Early symptoms of Alzheimer's disease (AD) have been attributed to amyloid-β (Aβ) toxicity. The pathophysiology of AD is complex and involves several different biochemical pathways, including defective Aβ protein metabolism, neuroinflammation, oxidative processes, and mitochondrial dysfunction. In the current study, we assessed the molecular mechanisms, mainly the modifications in the activity of mitochondrial complexes, whereby the association of folic acid and α-tocopherol protects mice against the Aβ-induced neurotoxicity. Oral treatment with folic acid (50 mg/kg) plus α-tocopherol (500 mg/kg), once a day during 14 consecutive days, protected mice against the Aβ₁₋₄₀-induced cognitive decline, synaptic loss, and neuronal death. However, chronic treatment comprising folic acid plus α-tocopherol was ineffective on Aβ-induced glial cell activation, suggesting that the effect of this treatment is independent of anti-inflammatory features. Interestingly, the results obtained in our study suggest that mitochondrial energy metabolism is impaired by the Aβ peptide, and upregulation of mitochondrial genes may be a compensatory response, as demonstrated by the increase in mitochondrial complexes I, II, and IV activity, in the hippocampus of mice, after Aβ₁₋₄₀ injection. Of note, the chronic treatment comprising folic acid plus α-tocopherol prevented the increase in the activity of mitochondrial complexes I and IV induced by Aβ₁₋₄₀. Together, these results show the antioxidant effect of the combination of folic acid and α-tocopherol, as observed by the decrease in NO generation from iNOS and nNOS, preventing an increase in the activity of mitochondrial complexes, mainly I and IV, and the neuronal death induced by the Aβ₁₋₄₀ peptide.

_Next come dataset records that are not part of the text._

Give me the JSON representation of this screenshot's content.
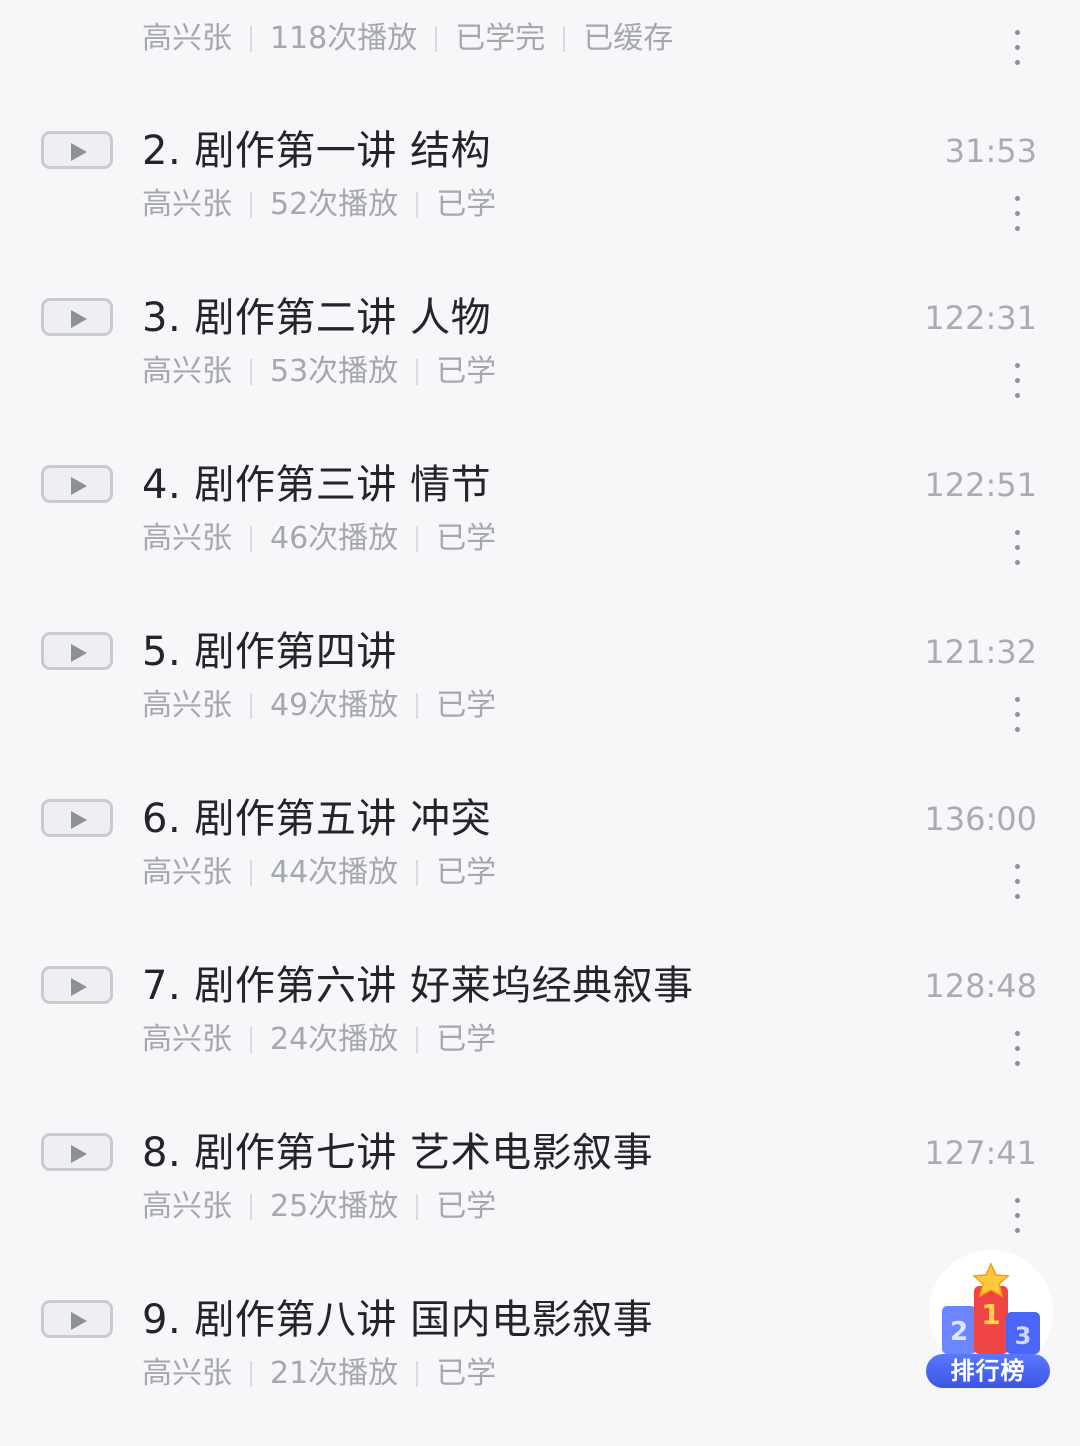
{
  "items": [
    {
      "title": "",
      "author": "高兴张",
      "plays": "118次播放",
      "status": "已学完",
      "cache": "已缓存",
      "duration": ""
    },
    {
      "title": "2. 剧作第一讲 结构",
      "author": "高兴张",
      "plays": "52次播放",
      "status": "已学",
      "cache": "",
      "duration": "31:53"
    },
    {
      "title": "3. 剧作第二讲 人物",
      "author": "高兴张",
      "plays": "53次播放",
      "status": "已学",
      "cache": "",
      "duration": "122:31"
    },
    {
      "title": "4. 剧作第三讲 情节",
      "author": "高兴张",
      "plays": "46次播放",
      "status": "已学",
      "cache": "",
      "duration": "122:51"
    },
    {
      "title": "5. 剧作第四讲",
      "author": "高兴张",
      "plays": "49次播放",
      "status": "已学",
      "cache": "",
      "duration": "121:32"
    },
    {
      "title": "6. 剧作第五讲 冲突",
      "author": "高兴张",
      "plays": "44次播放",
      "status": "已学",
      "cache": "",
      "duration": "136:00"
    },
    {
      "title": "7. 剧作第六讲 好莱坞经典叙事",
      "author": "高兴张",
      "plays": "24次播放",
      "status": "已学",
      "cache": "",
      "duration": "128:48"
    },
    {
      "title": "8. 剧作第七讲 艺术电影叙事",
      "author": "高兴张",
      "plays": "25次播放",
      "status": "已学",
      "cache": "",
      "duration": "127:41"
    },
    {
      "title": "9. 剧作第八讲 国内电影叙事",
      "author": "高兴张",
      "plays": "21次播放",
      "status": "已学",
      "cache": "",
      "duration": ""
    }
  ],
  "rank_badge": {
    "label": "排行榜",
    "digits": [
      "2",
      "1",
      "3"
    ]
  },
  "colors": {
    "background": "#f7f7f9",
    "title_text": "#23252b",
    "meta_text": "#a4a8b0",
    "badge_blue": "#4a66f5",
    "badge_red": "#f04545",
    "badge_star": "#ffc93a"
  },
  "icons": {
    "play": "play-icon",
    "more": "more-vertical-icon",
    "rank": "ranking-podium-icon"
  }
}
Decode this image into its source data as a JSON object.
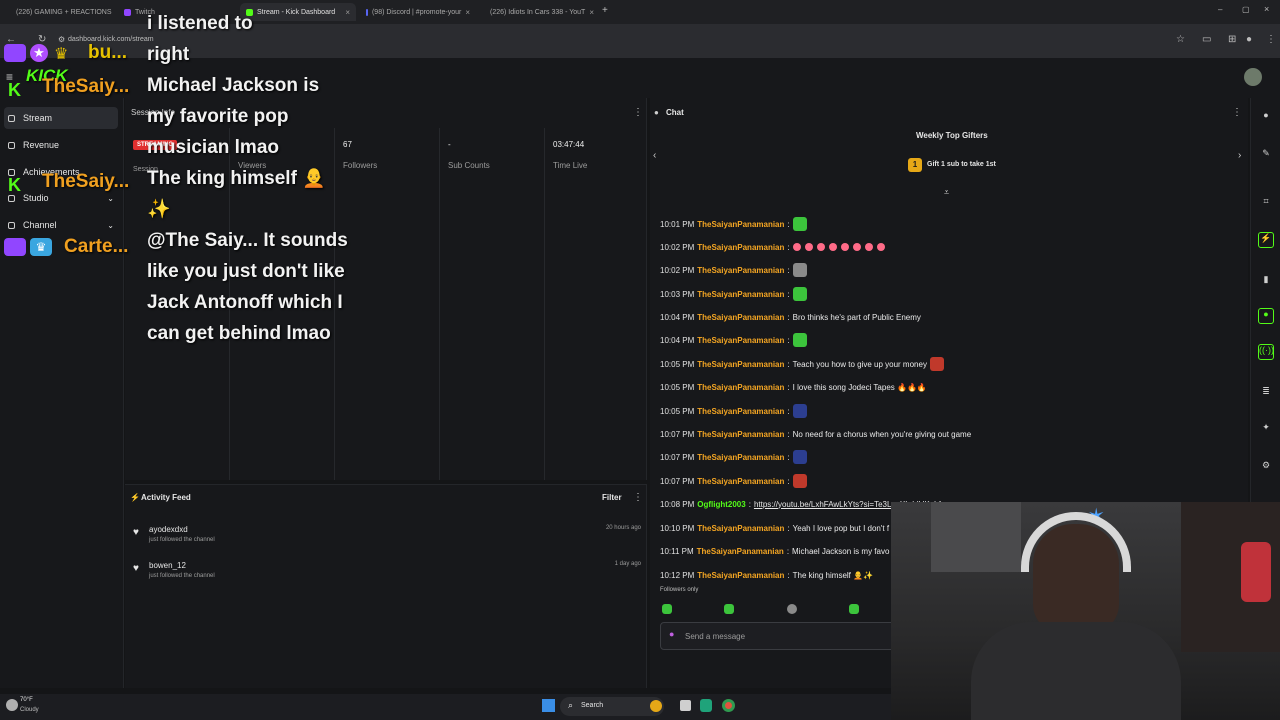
{
  "browser": {
    "tabs": [
      {
        "label": "(226) GAMING + REACTIONS",
        "color": "#ff0000"
      },
      {
        "label": "Twitch",
        "color": "#9146ff"
      },
      {
        "label": "Stream - Kick Dashboard",
        "color": "#53fc18"
      },
      {
        "label": "(98) Discord | #promote-your",
        "color": "#5865f2"
      },
      {
        "label": "(226) Idiots In Cars 338 - YouT",
        "color": "#ff0000"
      }
    ],
    "url": "dashboard.kick.com/stream",
    "new_tab_icon": "plus-icon"
  },
  "sidebar": {
    "items": [
      {
        "label": "Stream",
        "icon": "stream-icon"
      },
      {
        "label": "Revenue",
        "icon": "revenue-icon"
      },
      {
        "label": "Achievements",
        "icon": "achievements-icon"
      },
      {
        "label": "Studio",
        "icon": "studio-icon"
      },
      {
        "label": "Channel",
        "icon": "channel-icon"
      }
    ]
  },
  "session": {
    "title": "Session Info",
    "status_badge": "STREAMING",
    "session_label": "Session",
    "viewers_label": "Viewers",
    "followers_value": "67",
    "followers_label": "Followers",
    "sub_value": "-",
    "sub_label": "Sub Counts",
    "time_value": "03:47:44",
    "time_label": "Time Live"
  },
  "activity": {
    "title": "Activity Feed",
    "filter_label": "Filter",
    "items": [
      {
        "name": "ayodexdxd",
        "action": "just followed the channel",
        "time": "20 hours ago"
      },
      {
        "name": "bowen_12",
        "action": "just followed the channel",
        "time": "1 day ago"
      }
    ]
  },
  "chat": {
    "title": "Chat",
    "top_gifters_title": "Weekly Top Gifters",
    "gift_prompt": "Gift 1 sub to take 1st",
    "gift_rank": "1",
    "messages": [
      {
        "time": "10:01 PM",
        "user": "TheSaiyanPanamanian",
        "text": "",
        "emote": "#3cc43c"
      },
      {
        "time": "10:02 PM",
        "user": "TheSaiyanPanamanian",
        "text": "",
        "hearts": 8
      },
      {
        "time": "10:02 PM",
        "user": "TheSaiyanPanamanian",
        "text": "",
        "emote": "#8a8a8a"
      },
      {
        "time": "10:03 PM",
        "user": "TheSaiyanPanamanian",
        "text": "",
        "emote": "#3cc43c"
      },
      {
        "time": "10:04 PM",
        "user": "TheSaiyanPanamanian",
        "text": "Bro thinks he's part of Public Enemy"
      },
      {
        "time": "10:04 PM",
        "user": "TheSaiyanPanamanian",
        "text": "",
        "emote": "#3cc43c"
      },
      {
        "time": "10:05 PM",
        "user": "TheSaiyanPanamanian",
        "text": "Teach you how to give up your money",
        "emote": "#c0392b"
      },
      {
        "time": "10:05 PM",
        "user": "TheSaiyanPanamanian",
        "text": "I love this song Jodeci Tapes 🔥🔥🔥"
      },
      {
        "time": "10:05 PM",
        "user": "TheSaiyanPanamanian",
        "text": "",
        "emote": "#2c3e90"
      },
      {
        "time": "10:07 PM",
        "user": "TheSaiyanPanamanian",
        "text": "No need for a chorus when you're giving out game"
      },
      {
        "time": "10:07 PM",
        "user": "TheSaiyanPanamanian",
        "text": "",
        "emote": "#2c3e90"
      },
      {
        "time": "10:07 PM",
        "user": "TheSaiyanPanamanian",
        "text": "",
        "emote": "#c0392b"
      },
      {
        "time": "10:08 PM",
        "user": "Ogflight2003",
        "text": "https://youtu.be/LxhFAwLkYts?si=Te3Lz_XLddUKahfv",
        "link": true,
        "green": true
      },
      {
        "time": "10:10 PM",
        "user": "TheSaiyanPanamanian",
        "text": "Yeah I love pop but I don't f"
      },
      {
        "time": "10:11 PM",
        "user": "TheSaiyanPanamanian",
        "text": "Michael Jackson is my favo"
      },
      {
        "time": "10:12 PM",
        "user": "TheSaiyanPanamanian",
        "text": "The king himself 🧑‍🦲✨"
      }
    ],
    "followers_only": "Followers only",
    "placeholder": "Send a message"
  },
  "overlay": {
    "lines": [
      "i listened to",
      "right",
      "Michael Jackson is",
      "my favorite pop",
      "musician lmao",
      "The king himself 🧑‍🦲",
      "✨",
      "@The Saiy... It sounds",
      "like you just don't like",
      "Jack Antonoff which I",
      "can get behind lmao"
    ],
    "users": [
      {
        "label": "bu...",
        "color": "#e6c200"
      },
      {
        "label": "TheSaiy...",
        "color": "#f0a020"
      },
      {
        "label": "TheSaiy...",
        "color": "#f0a020"
      },
      {
        "label": "Carte...",
        "color": "#f0a020"
      }
    ],
    "kick_logo": "KICK"
  },
  "taskbar": {
    "weather_temp": "70°F",
    "weather_desc": "Cloudy",
    "search_label": "Search"
  }
}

阿尔茨海默病(AD)的早期症状归因于淀粉样蛋白-β(Aβ)毒性。AD 的病理生理学非常复杂,涉及几个不同的生化途径,包括缺陷的 Aβ 蛋白代谢、神经炎症、氧化过程和线粒体功能障碍。在本研究中,我们评估了分子机制,主要是线粒体复合物活性的改变,即叶酸和α-生育酚的联合保护作用可使小鼠免受 Aβ 诱导的神经毒性。连续 14 天每天口服叶酸(50mg/kg)加α-生育酚(500mg/kg)可防止 Aβ₁₋₄₀引起的认知衰退、突触丢失和神经元死亡。然而,叶酸加α-生育酚的慢性治疗对 Aβ 诱导的神经胶质细胞激活无效,表明这种治疗的效果与抗炎作用无关。有趣的是,我们研究的结果表明,Aβ 肽会损害线粒体能量代谢,上调线粒体基因可能是一种代偿反应,因为 Aβ₁₋₄₀ 注射后,小鼠海马中的线粒体复合物 I、II 和 IV 活性增加。值得注意的是,叶酸加α-生育酚的慢性治疗可防止 Aβ₁₋₄₀ 引起的线粒体复合物 I 和 IV 活性增加。总之,这些结果表明叶酸和α-生育酚的组合具有抗氧化作用,可观察到 iNOS 和 nNOS 生成的 NO 减少,防止线粒体复合物(主要是 I 和 IV)活性增加和 Aβ₁₋₄₀ 肽诱导的神经元死亡。